Minister over the Masses (司徒)
- In office May 221 – September or October 222
- Monarch: Liu Bei
- Chancellor: Zhuge Liang

Grand Tutor (太傅)
- In office 219 – May 221
- Monarch: Liu Bei

Chief Clerk to the General of the Left (左將軍長史)
- In office c. 215 – 219
- Monarch: Emperor Xian of Han

Administrator of Shu Commandery (蜀郡太守)
- In office ? – 214
- Monarch: Emperor Xian of Han

Administrator of Guanghan (廣漢太守)
- In office ?–?
- Monarch: Emperor Xian of Han

Administrator of Ba Commandery (巴郡太守)
- In office ?–?
- Monarch: Emperor Xian of Han

Personal details
- Born: Unknown Pingyu County, Henan
- Died: 222 Chengdu, Sichuan
- Relations: Xu Chang (cousin); Xu Shao (cousin); Xu You (许游) (grandson; son of Xu Qin);
- Children: Xu Qin (许钦)
- Occupation: Politician
- Courtesy name: Wenxiu (文休)

= Xu Jing (Three Kingdoms) =

Shu Han state official (died 222)

Xu Jing (c.late 140s - September or October 222), courtesy name Wenxiu, was a Chinese politician of the state of Shu Han in the early Three Kingdoms period of China.

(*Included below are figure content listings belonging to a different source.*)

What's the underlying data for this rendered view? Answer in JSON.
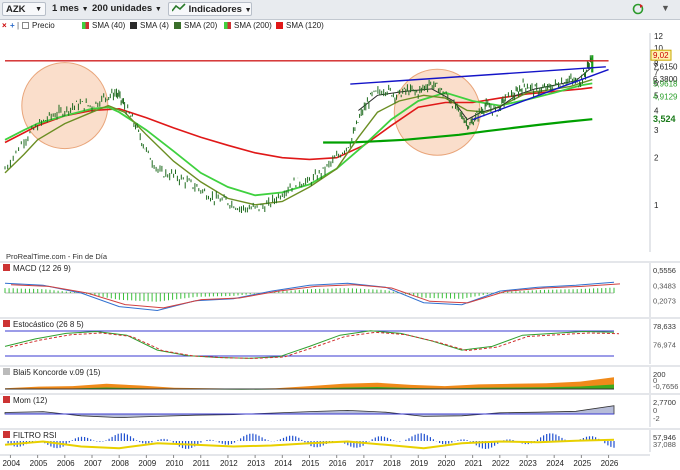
{
  "toolbar": {
    "symbol": "AZK",
    "period": "1 mes",
    "units": "200 unidades",
    "indicators_label": "Indicadores"
  },
  "legend": {
    "price": "Precio",
    "sma40": "SMA (40)",
    "sma4": "SMA (4)",
    "sma20": "SMA (20)",
    "sma200": "SMA (200)",
    "sma120": "SMA (120)"
  },
  "colors": {
    "price": "#1f6b1f",
    "sma40": "#3fd13f",
    "sma4": "#2b2b2b",
    "sma20": "#6b8e23",
    "sma200": "#00a000",
    "sma120": "#e01818",
    "resistance": "#d02020",
    "trendline": "#1414c8",
    "highlight": "#f7c8a8"
  },
  "source_label": "ProRealTime.com - Fin de Día",
  "chart_data": [
    {
      "type": "line",
      "title": "",
      "x_ticks": [
        "2004",
        "2005",
        "2006",
        "2007",
        "2008",
        "2009",
        "2010",
        "2011",
        "2012",
        "2013",
        "2014",
        "2015",
        "2016",
        "2017",
        "2018",
        "2019",
        "2020",
        "2021",
        "2022",
        "2023",
        "2024",
        "2025",
        "2026"
      ],
      "y_ticks": [
        1,
        2,
        3,
        4,
        5,
        6,
        7,
        8,
        10,
        12
      ],
      "ylim": [
        0.5,
        12.5
      ],
      "y_scale": "log",
      "price_labels": [
        "9,02",
        "7,6150",
        "6,3800",
        "5,9618",
        "4,9129",
        "3,524"
      ],
      "price_points": [
        [
          2003.8,
          1.7
        ],
        [
          2004.5,
          2.6
        ],
        [
          2005.0,
          3.2
        ],
        [
          2005.5,
          3.7
        ],
        [
          2006.0,
          4.0
        ],
        [
          2006.5,
          4.4
        ],
        [
          2007.0,
          4.3
        ],
        [
          2007.5,
          4.9
        ],
        [
          2007.9,
          5.2
        ],
        [
          2008.2,
          4.3
        ],
        [
          2008.6,
          3.2
        ],
        [
          2009.0,
          2.2
        ],
        [
          2009.5,
          1.6
        ],
        [
          2010.0,
          1.55
        ],
        [
          2010.5,
          1.4
        ],
        [
          2011.0,
          1.25
        ],
        [
          2011.5,
          1.1
        ],
        [
          2012.0,
          1.05
        ],
        [
          2012.5,
          0.95
        ],
        [
          2013.0,
          0.95
        ],
        [
          2013.5,
          1.0
        ],
        [
          2014.0,
          1.2
        ],
        [
          2014.5,
          1.4
        ],
        [
          2015.0,
          1.4
        ],
        [
          2015.5,
          1.65
        ],
        [
          2016.0,
          2.0
        ],
        [
          2016.5,
          2.5
        ],
        [
          2016.9,
          3.8
        ],
        [
          2017.3,
          5.0
        ],
        [
          2017.8,
          5.5
        ],
        [
          2018.2,
          5.0
        ],
        [
          2018.6,
          5.4
        ],
        [
          2019.0,
          5.2
        ],
        [
          2019.4,
          6.0
        ],
        [
          2019.8,
          5.5
        ],
        [
          2020.2,
          4.6
        ],
        [
          2020.6,
          3.7
        ],
        [
          2020.9,
          3.2
        ],
        [
          2021.2,
          3.8
        ],
        [
          2021.5,
          4.3
        ],
        [
          2021.9,
          3.9
        ],
        [
          2022.2,
          4.8
        ],
        [
          2022.6,
          5.1
        ],
        [
          2022.9,
          5.9
        ],
        [
          2023.3,
          5.4
        ],
        [
          2023.7,
          5.5
        ],
        [
          2024.1,
          5.9
        ],
        [
          2024.5,
          6.3
        ],
        [
          2024.9,
          6.0
        ],
        [
          2025.15,
          7.0
        ],
        [
          2025.4,
          9.02
        ]
      ],
      "series": [
        {
          "key": "sma120",
          "points": [
            [
              2003.8,
              2.5
            ],
            [
              2005.0,
              3.2
            ],
            [
              2006.0,
              3.7
            ],
            [
              2007.0,
              4.0
            ],
            [
              2008.0,
              4.1
            ],
            [
              2009.0,
              3.6
            ],
            [
              2010.0,
              3.1
            ],
            [
              2011.0,
              2.7
            ],
            [
              2012.0,
              2.4
            ],
            [
              2013.0,
              2.15
            ],
            [
              2014.0,
              2.0
            ],
            [
              2015.0,
              1.95
            ],
            [
              2016.0,
              2.0
            ],
            [
              2017.0,
              2.4
            ],
            [
              2018.0,
              3.2
            ],
            [
              2019.0,
              4.2
            ],
            [
              2020.0,
              4.5
            ],
            [
              2021.0,
              4.5
            ],
            [
              2022.0,
              4.8
            ],
            [
              2023.0,
              5.1
            ],
            [
              2024.0,
              5.3
            ],
            [
              2025.0,
              5.5
            ],
            [
              2025.4,
              5.6
            ]
          ]
        },
        {
          "key": "sma40",
          "points": [
            [
              2003.8,
              2.6
            ],
            [
              2004.5,
              3.0
            ],
            [
              2005.0,
              3.3
            ],
            [
              2006.0,
              3.7
            ],
            [
              2007.0,
              4.1
            ],
            [
              2007.6,
              4.2
            ],
            [
              2008.0,
              3.9
            ],
            [
              2009.0,
              3.0
            ],
            [
              2010.0,
              2.2
            ],
            [
              2011.0,
              1.6
            ],
            [
              2012.0,
              1.3
            ],
            [
              2013.0,
              1.15
            ],
            [
              2014.0,
              1.2
            ],
            [
              2015.0,
              1.35
            ],
            [
              2016.0,
              1.7
            ],
            [
              2017.0,
              2.4
            ],
            [
              2018.0,
              3.5
            ],
            [
              2019.0,
              4.6
            ],
            [
              2020.0,
              5.2
            ],
            [
              2021.0,
              4.6
            ],
            [
              2022.0,
              4.3
            ],
            [
              2023.0,
              4.7
            ],
            [
              2024.0,
              5.2
            ],
            [
              2025.0,
              5.8
            ],
            [
              2025.4,
              5.96
            ]
          ]
        },
        {
          "key": "sma200",
          "points": [
            [
              2015.5,
              2.5
            ],
            [
              2016.5,
              2.5
            ],
            [
              2017.5,
              2.55
            ],
            [
              2018.5,
              2.6
            ],
            [
              2019.5,
              2.7
            ],
            [
              2020.5,
              2.8
            ],
            [
              2021.5,
              2.95
            ],
            [
              2022.5,
              3.1
            ],
            [
              2023.5,
              3.25
            ],
            [
              2024.5,
              3.4
            ],
            [
              2025.4,
              3.52
            ]
          ]
        },
        {
          "key": "sma20",
          "points": [
            [
              2003.8,
              1.6
            ],
            [
              2004.5,
              2.1
            ],
            [
              2005.0,
              2.6
            ],
            [
              2006.0,
              3.3
            ],
            [
              2007.0,
              3.9
            ],
            [
              2007.6,
              4.3
            ],
            [
              2008.2,
              3.9
            ],
            [
              2009.0,
              2.8
            ],
            [
              2010.0,
              1.9
            ],
            [
              2011.0,
              1.4
            ],
            [
              2012.0,
              1.1
            ],
            [
              2013.0,
              1.0
            ],
            [
              2014.0,
              1.05
            ],
            [
              2015.0,
              1.3
            ],
            [
              2016.0,
              1.7
            ],
            [
              2016.8,
              2.7
            ],
            [
              2017.5,
              3.9
            ],
            [
              2018.3,
              4.6
            ],
            [
              2019.2,
              5.0
            ],
            [
              2020.0,
              4.8
            ],
            [
              2020.8,
              4.0
            ],
            [
              2021.5,
              3.9
            ],
            [
              2022.3,
              4.5
            ],
            [
              2023.0,
              5.2
            ],
            [
              2023.8,
              5.4
            ],
            [
              2024.6,
              5.7
            ],
            [
              2025.4,
              6.3
            ]
          ]
        },
        {
          "key": "sma4",
          "points": [
            [
              2016.8,
              4.0
            ],
            [
              2017.5,
              5.0
            ],
            [
              2018.5,
              5.3
            ],
            [
              2019.5,
              5.5
            ],
            [
              2020.3,
              4.6
            ],
            [
              2020.8,
              3.5
            ],
            [
              2021.3,
              3.9
            ],
            [
              2022.0,
              4.2
            ],
            [
              2022.6,
              5.0
            ],
            [
              2023.3,
              5.5
            ],
            [
              2024.0,
              5.8
            ],
            [
              2024.8,
              6.2
            ],
            [
              2025.4,
              7.6
            ]
          ]
        }
      ],
      "lines": [
        {
          "key": "resistance",
          "from": [
            2003.8,
            8.3
          ],
          "to": [
            2026.0,
            8.3
          ]
        },
        {
          "key": "trendline",
          "from": [
            2016.5,
            5.9
          ],
          "to": [
            2025.9,
            7.6
          ]
        },
        {
          "key": "trendline",
          "from": [
            2021.0,
            3.5
          ],
          "to": [
            2026.0,
            7.3
          ]
        }
      ],
      "circles": [
        {
          "cx": 2006.0,
          "cy": 4.3
        },
        {
          "cx": 2019.7,
          "cy": 3.9
        }
      ]
    },
    {
      "type": "line",
      "title": "MACD (12 26 9)",
      "values": [
        "0,5556",
        "0,3483",
        "0,2073"
      ],
      "series_values": [
        0.5,
        0.4,
        0.0,
        -0.7,
        -0.9,
        -0.4,
        -0.3,
        0.1,
        0.4,
        0.5,
        0.3,
        -0.5,
        -0.6,
        0.1,
        0.3,
        0.4,
        0.55
      ]
    },
    {
      "type": "line",
      "title": "Estocástico (26 8 5)",
      "values": [
        "78,633",
        "76,974"
      ],
      "series_values": [
        40,
        60,
        75,
        80,
        70,
        30,
        15,
        10,
        8,
        12,
        40,
        70,
        82,
        75,
        55,
        30,
        40,
        70,
        75,
        80,
        78
      ]
    },
    {
      "type": "area",
      "title": "Blai5 Koncorde v.09 (15)",
      "values": [
        "200",
        "0",
        "-0,7656"
      ],
      "series_values": [
        20,
        35,
        40,
        60,
        45,
        25,
        20,
        15,
        20,
        40,
        60,
        70,
        50,
        40,
        55,
        60,
        65,
        80,
        120
      ]
    },
    {
      "type": "area",
      "title": "Mom (12)",
      "values": [
        "2,7700",
        "0",
        "-2"
      ],
      "series_values": [
        0.5,
        0.8,
        -0.6,
        -1.2,
        -0.8,
        -0.4,
        -0.2,
        0.3,
        0.8,
        1.2,
        0.6,
        -0.8,
        -0.6,
        0.4,
        0.6,
        0.9,
        2.77
      ]
    },
    {
      "type": "area",
      "title": "FILTRO RSI",
      "values": [
        "57,946",
        "37,088"
      ],
      "series_values": [
        50,
        60,
        45,
        40,
        55,
        50,
        45,
        48,
        55,
        60,
        50,
        40,
        55,
        60,
        58,
        62,
        65
      ]
    }
  ]
}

After Liu Zhang announced his submission to Liu Bei, Xu Jing swore his allegiance to Liu Bei. Like his cousin Xu Shao, Xu Jing was famous for being a good character evaluator. However, the cousins could not get along with each other. Before falling out with each other, they would give comments on certain persons or topics on the first day of every month.

After Liu Bei was declared himself emperor and established the Shu Han state on 15 May 221, he appointed Xu Jing as Minister over the Masses, an office ranking just below Imperial Chancellor (held by Zhuge Liang). Xu Jing died in September or October 222, after holding office for about 16 months. The office of Minister of the Masses wasn't filled after Xu's death.

As Xu Jing's elder brother once served under Chen Ji, Xu Jing was on good terms with Yuan Huan, Hua Xin and Wang Lang. After Cao Cao was made Duke of Wei in 213, Hua Xin, Wang Lang and Chen Qun (Chen Ji's son) served as important officials of Wei. Despite their different allegiances, the three frequently exchanged warm letters with Xu Jing, reminiscing about the past.

Chen Zhi was a maternal grandson of an elder brother of Xu Jing. As Chen was orphaned at a young age, he was raised by Xu Jing.